61 Degrees in Winner & Chamberlin, SD Tuesday!
Downslope winds pushing milder Pacific air eastward
48 degrees NAM model forecast high temps for MSP Airport Thursday
Great snow eater:
They call it the "Chinook." Roughly translated I'm told it means "Great snow eater."
There are many regional names for downslope winds of the world. It's Foehn in the Alps, Bergwind in South Africa etc.
Regardless of what you call it, the effect is the same. Air warms adiabatically as it descends down the lee side of mountain ranges. The warm dry gusty winds raise temperatures rapidly, and melt snow at a rapid pace.
Temps topped out above 60 degrees in central South Dakota Tuesday.
Minnesota lies too far away from the Rockies to get a true Chinook, but we do feel the effects of Chinook modified Pacific air masses as they push east.
Look for temps to push 40 Wednesday, then surge into the 40s and perhaps even 50s in parts of Minnesota Thursday as snow cover dwindles.
What a crazy winter.
Ice still dicey:
Our flash freeze the past two days has helped firm up some ice on Minnesota lakes somewhat, but I wouldn't call it totally safe just yet.
High winds have shifted ice around again on the big lakes like Mille Lacs.
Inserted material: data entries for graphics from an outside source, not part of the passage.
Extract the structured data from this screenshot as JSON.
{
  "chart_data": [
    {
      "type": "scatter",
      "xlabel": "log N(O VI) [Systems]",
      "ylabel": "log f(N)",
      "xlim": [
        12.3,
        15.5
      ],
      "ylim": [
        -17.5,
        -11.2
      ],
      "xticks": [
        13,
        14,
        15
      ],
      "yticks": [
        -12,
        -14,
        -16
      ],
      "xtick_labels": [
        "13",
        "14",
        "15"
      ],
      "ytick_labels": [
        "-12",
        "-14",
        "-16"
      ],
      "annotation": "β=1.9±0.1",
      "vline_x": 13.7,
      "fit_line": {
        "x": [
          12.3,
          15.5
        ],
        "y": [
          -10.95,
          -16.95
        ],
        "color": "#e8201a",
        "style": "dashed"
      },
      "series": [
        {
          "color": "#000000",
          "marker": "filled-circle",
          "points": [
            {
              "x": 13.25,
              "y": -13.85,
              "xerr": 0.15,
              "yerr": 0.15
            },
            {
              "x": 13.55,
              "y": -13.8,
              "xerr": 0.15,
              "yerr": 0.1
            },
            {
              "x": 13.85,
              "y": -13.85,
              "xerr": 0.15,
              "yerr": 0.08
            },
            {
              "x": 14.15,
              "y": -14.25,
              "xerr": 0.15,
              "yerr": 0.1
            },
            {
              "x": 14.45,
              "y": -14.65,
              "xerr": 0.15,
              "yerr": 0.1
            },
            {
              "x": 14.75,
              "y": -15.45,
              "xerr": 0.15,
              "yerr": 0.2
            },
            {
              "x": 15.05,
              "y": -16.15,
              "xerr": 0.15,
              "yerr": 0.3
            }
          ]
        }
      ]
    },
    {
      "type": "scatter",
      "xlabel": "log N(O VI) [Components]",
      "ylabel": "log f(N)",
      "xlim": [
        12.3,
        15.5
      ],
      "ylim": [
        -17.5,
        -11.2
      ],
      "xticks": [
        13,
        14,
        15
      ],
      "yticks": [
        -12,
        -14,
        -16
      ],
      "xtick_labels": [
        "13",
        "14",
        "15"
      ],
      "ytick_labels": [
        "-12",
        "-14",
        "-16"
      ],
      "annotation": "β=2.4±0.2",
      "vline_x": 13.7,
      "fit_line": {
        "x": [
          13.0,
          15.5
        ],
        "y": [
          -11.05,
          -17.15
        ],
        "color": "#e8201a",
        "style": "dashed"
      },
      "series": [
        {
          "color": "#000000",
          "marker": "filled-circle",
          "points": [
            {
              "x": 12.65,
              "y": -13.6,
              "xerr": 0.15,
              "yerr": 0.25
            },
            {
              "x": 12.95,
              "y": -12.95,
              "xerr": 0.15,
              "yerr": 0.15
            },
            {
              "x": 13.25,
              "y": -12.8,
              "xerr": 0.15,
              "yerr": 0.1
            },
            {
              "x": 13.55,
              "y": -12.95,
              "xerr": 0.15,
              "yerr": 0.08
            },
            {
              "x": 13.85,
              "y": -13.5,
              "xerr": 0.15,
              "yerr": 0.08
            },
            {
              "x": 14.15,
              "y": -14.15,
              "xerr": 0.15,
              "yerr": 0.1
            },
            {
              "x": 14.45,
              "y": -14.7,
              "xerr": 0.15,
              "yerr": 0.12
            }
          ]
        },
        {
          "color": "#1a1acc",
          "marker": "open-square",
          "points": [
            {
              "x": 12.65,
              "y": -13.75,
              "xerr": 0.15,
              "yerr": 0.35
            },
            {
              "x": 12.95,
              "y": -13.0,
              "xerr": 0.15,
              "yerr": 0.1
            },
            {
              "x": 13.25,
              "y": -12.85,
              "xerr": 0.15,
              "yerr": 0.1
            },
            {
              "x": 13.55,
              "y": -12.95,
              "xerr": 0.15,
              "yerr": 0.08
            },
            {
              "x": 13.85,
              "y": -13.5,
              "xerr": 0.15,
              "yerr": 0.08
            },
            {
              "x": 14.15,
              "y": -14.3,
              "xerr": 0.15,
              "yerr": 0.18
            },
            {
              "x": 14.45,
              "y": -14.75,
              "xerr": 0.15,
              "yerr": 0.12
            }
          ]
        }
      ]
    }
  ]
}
Calmer air Monday night may have helped freeze some spots, but there were still huge cracks on Mille Lacs as of Monday.
NASA MODIS Terra images from mnlakecams.com (click to enlarge)
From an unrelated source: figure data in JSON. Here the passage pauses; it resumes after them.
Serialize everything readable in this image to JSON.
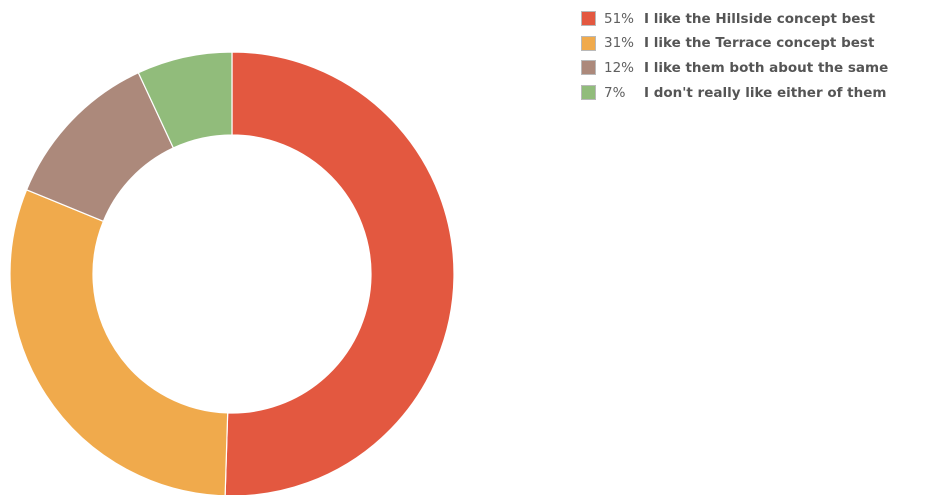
{
  "chart_data": {
    "type": "pie",
    "variant": "donut",
    "legend_position": "top-right",
    "slices": [
      {
        "percent_label": "51%",
        "label": "I like the Hillside concept best",
        "value": 51,
        "color": "#e35840"
      },
      {
        "percent_label": "31%",
        "label": "I like the Terrace concept best",
        "value": 31,
        "color": "#f0aa4c"
      },
      {
        "percent_label": "12%",
        "label": "I like them both about the same",
        "value": 12,
        "color": "#ac897b"
      },
      {
        "percent_label": "7%",
        "label": "I don't really like either of them",
        "value": 7,
        "color": "#91bc7b"
      }
    ]
  }
}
The Minnesota DNR is still advising extreme caution on Minnesota lakes.
DNR ALERT - Warm temps this week create unreliable ice in southern MN
(Released January 3, 2012)
"Forecasted temperatures in the 40s across southern Minnesota this week add yet another reason to be careful if heading out on the ice, according to the Minnesota Department of Natural Resources (DNR).
"Ice thickness guidelines become unreliable once the temp gets above 32 degrees," according to Lt. Cory Palmer, enforcement supervisor for the DNR. "Snowmobiles, ATVs and other vehicles should stay off the ice until temps drop below 32 degrees for at least 24 hours."
Even if the ice seems thick enough, temperature and other factors such as currents, wind, water chemistry and wildlife can impact the relative safeness of ice.
According to Lt. Palmer, last week in Kandiyohi County alone, three ATVs went through the ice. He stresses that there is no such thing as 100 percent safe ice.
Lt. Palmer suggests contacting a local bait shop or resort for ice reports on a specific lake and frequently checking ice thickness with an ice auger, ice chisel or even a cordless drill with a long wood auger bit."
Stay safe out there as temps warm again this week!
Since this winter has been warmer with less precipitation than average, is there reason to believe that spring and summer will be hotter with less precipitation than average? What is the typical trend?
Believe it or not, there is little or no correlation between winter and the following summer season.
Odd, but true when you look back at the records. It's anybody's guess at this point!